This is likely that the spyware component is the one that actually has utility and that attackers may be using the ransomware as a cover
NEW DELHI:Researchers at K7 Lab have found a new ransomware that affects Apple’s Mac computers. Unlike most ransomware though, this one might be more dangerous than perceived. According to the researchers, the malware also have spyware-like capabilities, which allow it to steal data from infected computers.
Ransomware attacks usually hold a user’s data ransom, but having spyware like capabilities means that this one can also steal your data regardless of whether you pay the ransom or not. Data like credit card numbers, passwords and other personal info that may be stored on your PC.

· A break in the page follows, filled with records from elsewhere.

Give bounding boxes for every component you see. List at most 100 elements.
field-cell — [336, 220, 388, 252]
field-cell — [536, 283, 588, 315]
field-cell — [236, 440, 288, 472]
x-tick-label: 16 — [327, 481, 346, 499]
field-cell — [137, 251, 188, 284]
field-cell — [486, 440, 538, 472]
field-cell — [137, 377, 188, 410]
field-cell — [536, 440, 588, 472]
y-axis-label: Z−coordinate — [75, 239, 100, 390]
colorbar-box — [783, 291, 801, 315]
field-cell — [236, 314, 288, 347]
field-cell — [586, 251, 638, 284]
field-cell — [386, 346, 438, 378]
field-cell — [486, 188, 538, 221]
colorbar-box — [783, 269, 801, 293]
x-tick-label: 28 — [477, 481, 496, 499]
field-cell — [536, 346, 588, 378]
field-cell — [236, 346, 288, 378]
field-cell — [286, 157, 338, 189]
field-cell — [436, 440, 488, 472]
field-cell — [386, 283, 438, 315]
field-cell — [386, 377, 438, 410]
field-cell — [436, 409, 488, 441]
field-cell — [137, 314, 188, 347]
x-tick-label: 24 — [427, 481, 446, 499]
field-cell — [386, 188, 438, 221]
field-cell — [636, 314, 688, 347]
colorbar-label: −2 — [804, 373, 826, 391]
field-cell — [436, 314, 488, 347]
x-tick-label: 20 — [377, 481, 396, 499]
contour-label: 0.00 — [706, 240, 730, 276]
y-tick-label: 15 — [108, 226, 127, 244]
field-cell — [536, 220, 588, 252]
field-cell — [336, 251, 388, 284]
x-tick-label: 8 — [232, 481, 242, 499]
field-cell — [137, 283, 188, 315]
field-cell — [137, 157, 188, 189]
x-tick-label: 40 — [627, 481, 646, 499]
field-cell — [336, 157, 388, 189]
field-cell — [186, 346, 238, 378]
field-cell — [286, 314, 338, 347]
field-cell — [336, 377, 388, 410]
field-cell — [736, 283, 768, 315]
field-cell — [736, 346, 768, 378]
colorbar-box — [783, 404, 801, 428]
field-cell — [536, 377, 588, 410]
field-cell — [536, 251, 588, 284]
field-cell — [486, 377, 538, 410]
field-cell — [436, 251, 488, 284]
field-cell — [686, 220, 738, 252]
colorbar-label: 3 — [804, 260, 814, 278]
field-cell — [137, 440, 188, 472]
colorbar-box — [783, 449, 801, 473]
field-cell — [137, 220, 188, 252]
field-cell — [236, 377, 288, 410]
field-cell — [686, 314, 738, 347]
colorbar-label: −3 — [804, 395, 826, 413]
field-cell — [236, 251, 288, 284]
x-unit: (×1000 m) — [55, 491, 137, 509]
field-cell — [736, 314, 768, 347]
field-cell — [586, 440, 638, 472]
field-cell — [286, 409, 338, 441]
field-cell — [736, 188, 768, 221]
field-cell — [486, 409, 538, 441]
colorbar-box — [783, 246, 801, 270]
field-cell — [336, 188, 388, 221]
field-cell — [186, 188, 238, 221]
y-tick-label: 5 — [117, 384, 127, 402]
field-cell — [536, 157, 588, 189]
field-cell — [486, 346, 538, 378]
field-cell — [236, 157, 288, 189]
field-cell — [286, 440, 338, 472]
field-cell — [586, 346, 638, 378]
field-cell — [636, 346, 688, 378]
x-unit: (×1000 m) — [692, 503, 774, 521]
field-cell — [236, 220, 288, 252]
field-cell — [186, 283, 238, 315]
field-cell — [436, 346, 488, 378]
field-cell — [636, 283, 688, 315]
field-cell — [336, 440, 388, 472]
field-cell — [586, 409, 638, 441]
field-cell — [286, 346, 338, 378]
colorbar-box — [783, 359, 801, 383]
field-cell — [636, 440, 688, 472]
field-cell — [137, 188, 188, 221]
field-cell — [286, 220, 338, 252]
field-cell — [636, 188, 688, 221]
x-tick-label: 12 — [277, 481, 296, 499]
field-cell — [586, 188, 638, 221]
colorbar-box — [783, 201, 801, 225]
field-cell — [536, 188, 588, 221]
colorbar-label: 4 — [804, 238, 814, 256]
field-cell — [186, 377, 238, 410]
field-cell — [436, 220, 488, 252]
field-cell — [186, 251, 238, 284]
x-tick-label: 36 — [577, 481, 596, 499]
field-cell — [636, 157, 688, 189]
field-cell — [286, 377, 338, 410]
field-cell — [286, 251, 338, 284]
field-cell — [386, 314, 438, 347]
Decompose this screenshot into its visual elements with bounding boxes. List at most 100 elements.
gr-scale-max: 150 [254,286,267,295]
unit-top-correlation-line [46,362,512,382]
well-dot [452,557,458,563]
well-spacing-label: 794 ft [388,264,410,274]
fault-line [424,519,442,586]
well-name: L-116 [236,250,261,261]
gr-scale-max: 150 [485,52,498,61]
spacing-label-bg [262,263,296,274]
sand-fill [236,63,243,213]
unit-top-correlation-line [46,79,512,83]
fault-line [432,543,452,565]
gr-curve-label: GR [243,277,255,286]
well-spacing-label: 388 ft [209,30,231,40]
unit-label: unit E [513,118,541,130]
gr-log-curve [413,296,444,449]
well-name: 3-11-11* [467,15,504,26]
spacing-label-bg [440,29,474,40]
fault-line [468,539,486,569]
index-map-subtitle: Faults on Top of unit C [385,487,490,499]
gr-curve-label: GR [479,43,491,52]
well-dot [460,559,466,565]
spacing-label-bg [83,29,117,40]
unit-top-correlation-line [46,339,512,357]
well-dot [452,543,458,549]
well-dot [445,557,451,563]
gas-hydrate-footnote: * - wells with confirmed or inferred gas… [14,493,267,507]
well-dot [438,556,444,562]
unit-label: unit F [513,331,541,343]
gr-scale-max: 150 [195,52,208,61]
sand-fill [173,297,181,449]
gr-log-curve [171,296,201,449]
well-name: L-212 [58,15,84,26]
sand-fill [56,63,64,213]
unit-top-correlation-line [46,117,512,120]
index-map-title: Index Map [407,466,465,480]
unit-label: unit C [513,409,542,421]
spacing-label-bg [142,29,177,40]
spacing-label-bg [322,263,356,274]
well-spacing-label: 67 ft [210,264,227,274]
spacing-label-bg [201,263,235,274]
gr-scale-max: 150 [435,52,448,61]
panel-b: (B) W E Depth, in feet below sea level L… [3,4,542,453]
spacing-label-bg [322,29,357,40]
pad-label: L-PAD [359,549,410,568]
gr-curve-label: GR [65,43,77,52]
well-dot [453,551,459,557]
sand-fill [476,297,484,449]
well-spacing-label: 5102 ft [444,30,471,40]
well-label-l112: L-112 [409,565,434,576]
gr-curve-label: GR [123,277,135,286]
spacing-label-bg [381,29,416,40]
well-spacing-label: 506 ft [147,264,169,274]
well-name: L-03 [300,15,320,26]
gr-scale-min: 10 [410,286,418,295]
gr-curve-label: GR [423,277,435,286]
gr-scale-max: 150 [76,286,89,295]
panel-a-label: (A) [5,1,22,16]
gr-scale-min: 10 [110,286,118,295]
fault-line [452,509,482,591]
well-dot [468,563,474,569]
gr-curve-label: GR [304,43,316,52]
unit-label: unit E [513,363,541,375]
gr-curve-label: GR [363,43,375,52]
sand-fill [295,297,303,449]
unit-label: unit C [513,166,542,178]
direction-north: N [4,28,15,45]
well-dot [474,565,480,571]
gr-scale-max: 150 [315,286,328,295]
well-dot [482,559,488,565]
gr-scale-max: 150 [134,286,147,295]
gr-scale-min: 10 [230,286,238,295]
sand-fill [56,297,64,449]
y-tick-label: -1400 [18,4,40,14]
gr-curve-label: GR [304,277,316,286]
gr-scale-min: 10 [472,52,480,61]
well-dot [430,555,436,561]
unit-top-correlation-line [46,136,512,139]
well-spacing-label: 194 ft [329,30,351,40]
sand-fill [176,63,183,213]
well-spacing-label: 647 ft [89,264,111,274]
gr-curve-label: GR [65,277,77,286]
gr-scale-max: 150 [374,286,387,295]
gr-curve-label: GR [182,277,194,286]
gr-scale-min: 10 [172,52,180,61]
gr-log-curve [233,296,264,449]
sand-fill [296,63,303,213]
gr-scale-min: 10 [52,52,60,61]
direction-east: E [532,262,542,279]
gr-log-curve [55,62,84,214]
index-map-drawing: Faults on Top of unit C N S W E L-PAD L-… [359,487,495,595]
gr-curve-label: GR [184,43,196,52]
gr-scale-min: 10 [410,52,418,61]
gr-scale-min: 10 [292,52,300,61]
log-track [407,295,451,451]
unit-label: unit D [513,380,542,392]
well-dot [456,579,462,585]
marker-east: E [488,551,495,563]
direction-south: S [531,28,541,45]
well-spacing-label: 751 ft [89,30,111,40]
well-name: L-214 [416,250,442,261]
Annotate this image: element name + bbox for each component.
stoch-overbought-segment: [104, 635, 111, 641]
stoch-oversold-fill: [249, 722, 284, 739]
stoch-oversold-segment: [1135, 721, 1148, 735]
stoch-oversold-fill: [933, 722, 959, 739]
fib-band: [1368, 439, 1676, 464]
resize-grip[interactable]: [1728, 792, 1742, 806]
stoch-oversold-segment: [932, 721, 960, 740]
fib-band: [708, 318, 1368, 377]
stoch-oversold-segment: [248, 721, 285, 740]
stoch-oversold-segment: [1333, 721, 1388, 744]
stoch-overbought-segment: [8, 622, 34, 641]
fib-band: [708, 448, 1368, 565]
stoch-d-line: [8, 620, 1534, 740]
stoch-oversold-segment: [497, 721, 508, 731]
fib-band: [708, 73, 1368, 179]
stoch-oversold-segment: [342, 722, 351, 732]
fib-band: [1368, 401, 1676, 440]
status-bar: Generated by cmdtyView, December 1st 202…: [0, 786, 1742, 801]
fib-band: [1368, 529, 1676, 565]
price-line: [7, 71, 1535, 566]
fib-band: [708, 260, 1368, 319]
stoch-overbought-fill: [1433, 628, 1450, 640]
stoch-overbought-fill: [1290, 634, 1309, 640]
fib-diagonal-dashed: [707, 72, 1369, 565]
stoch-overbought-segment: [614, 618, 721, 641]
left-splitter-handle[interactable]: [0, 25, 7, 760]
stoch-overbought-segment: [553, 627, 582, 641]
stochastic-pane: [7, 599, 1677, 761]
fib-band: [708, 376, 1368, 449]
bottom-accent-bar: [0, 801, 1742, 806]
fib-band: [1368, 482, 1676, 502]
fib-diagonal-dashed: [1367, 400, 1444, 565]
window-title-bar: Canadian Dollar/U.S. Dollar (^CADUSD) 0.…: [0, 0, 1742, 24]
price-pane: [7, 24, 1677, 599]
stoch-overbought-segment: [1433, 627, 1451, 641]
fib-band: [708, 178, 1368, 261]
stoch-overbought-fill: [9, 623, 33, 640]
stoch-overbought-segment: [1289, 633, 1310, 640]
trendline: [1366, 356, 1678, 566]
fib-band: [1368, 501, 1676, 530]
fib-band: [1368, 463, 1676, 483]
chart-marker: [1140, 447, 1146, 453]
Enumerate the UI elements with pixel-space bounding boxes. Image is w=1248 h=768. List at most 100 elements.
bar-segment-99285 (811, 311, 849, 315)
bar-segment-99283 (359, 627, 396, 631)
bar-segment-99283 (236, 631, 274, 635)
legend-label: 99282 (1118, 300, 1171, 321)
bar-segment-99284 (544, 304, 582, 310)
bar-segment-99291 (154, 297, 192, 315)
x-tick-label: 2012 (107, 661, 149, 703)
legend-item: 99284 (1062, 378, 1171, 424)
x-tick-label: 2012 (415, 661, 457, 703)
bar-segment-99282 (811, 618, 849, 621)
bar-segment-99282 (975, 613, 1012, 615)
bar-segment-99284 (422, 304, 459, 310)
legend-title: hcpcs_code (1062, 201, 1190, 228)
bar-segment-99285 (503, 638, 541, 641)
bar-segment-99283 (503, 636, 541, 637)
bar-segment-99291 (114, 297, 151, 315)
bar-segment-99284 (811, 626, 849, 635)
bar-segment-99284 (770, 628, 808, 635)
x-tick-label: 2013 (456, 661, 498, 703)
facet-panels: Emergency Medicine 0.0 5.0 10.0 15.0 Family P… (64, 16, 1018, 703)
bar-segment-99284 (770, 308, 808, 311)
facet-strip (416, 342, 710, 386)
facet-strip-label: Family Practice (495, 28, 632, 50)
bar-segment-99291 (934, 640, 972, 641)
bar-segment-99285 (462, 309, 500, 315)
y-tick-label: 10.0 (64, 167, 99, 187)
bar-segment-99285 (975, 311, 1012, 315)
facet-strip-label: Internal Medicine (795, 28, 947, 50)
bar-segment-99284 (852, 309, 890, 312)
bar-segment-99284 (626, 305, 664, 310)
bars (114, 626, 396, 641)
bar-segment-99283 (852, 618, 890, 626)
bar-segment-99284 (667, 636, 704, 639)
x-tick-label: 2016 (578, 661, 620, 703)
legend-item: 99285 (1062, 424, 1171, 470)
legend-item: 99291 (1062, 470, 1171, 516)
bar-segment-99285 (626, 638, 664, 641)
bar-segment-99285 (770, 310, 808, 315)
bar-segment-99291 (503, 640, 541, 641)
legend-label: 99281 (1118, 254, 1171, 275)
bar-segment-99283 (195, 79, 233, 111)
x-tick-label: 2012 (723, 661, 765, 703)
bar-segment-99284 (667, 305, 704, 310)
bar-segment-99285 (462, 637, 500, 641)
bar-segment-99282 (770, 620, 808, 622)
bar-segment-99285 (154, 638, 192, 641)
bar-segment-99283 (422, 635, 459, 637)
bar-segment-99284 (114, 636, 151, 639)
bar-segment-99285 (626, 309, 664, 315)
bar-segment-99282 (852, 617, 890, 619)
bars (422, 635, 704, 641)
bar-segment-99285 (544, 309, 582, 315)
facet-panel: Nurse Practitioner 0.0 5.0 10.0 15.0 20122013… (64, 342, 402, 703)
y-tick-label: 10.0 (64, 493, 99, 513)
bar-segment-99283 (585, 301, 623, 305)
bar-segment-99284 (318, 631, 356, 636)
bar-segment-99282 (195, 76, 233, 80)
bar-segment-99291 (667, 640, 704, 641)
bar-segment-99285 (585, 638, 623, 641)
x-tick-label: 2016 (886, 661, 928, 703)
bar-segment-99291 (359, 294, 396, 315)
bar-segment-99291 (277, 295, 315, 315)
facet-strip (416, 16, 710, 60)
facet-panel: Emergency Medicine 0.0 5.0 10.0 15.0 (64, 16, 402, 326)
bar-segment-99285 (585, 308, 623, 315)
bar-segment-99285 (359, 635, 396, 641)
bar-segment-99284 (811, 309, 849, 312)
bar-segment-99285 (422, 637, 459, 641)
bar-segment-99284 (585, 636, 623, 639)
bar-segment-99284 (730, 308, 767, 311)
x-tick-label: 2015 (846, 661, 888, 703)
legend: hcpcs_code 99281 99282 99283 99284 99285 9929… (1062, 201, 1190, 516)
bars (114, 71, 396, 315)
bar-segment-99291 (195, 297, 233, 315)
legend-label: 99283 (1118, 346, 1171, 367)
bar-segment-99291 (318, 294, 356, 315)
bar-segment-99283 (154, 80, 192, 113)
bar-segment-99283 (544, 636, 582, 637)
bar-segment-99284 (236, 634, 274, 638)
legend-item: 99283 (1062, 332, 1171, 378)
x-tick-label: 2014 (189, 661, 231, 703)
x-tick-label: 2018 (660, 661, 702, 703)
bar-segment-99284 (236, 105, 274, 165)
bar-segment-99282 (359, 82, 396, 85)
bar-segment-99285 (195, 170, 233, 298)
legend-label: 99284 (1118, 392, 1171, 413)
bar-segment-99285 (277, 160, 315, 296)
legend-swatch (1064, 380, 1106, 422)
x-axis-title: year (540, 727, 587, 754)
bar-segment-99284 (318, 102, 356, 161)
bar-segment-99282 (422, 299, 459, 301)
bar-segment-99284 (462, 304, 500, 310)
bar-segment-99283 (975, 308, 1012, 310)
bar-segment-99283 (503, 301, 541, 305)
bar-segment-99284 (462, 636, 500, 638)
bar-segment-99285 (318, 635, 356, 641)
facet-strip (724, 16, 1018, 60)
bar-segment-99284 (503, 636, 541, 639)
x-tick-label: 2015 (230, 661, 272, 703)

For example, when the WannaCry ransomware hit the world, it only encrypted the data on a PC and asked users to pay a ransom if they wanted the decryption key. ThiefQuest, which is the name of this new ransomware, can do that and also steal your data. The spyware part of the malware remains on an infected device and can be used to steal data perennially.
The ransomware was already significant, since Apple’s PCs are usually hit with fewer malware attacks than Windows devices. However, the ransomware plus spyware nature makes ThiefQuest unique.
Researchers have said that there are signs that the ransomware component is incomplete, suggesting that holding users’ data hostage isn’t what attackers intended to do. The code also showed that the malware won’t run if it detects certain security tools, like Norton Antivirus. Parts of the malware have been made in a way so that it avoids detection, but instead of running silently in the background, it seems to not run at all.
This also suggests that the spyware component is the one that actually has utility and that attackers may be using the ransomware as a cover.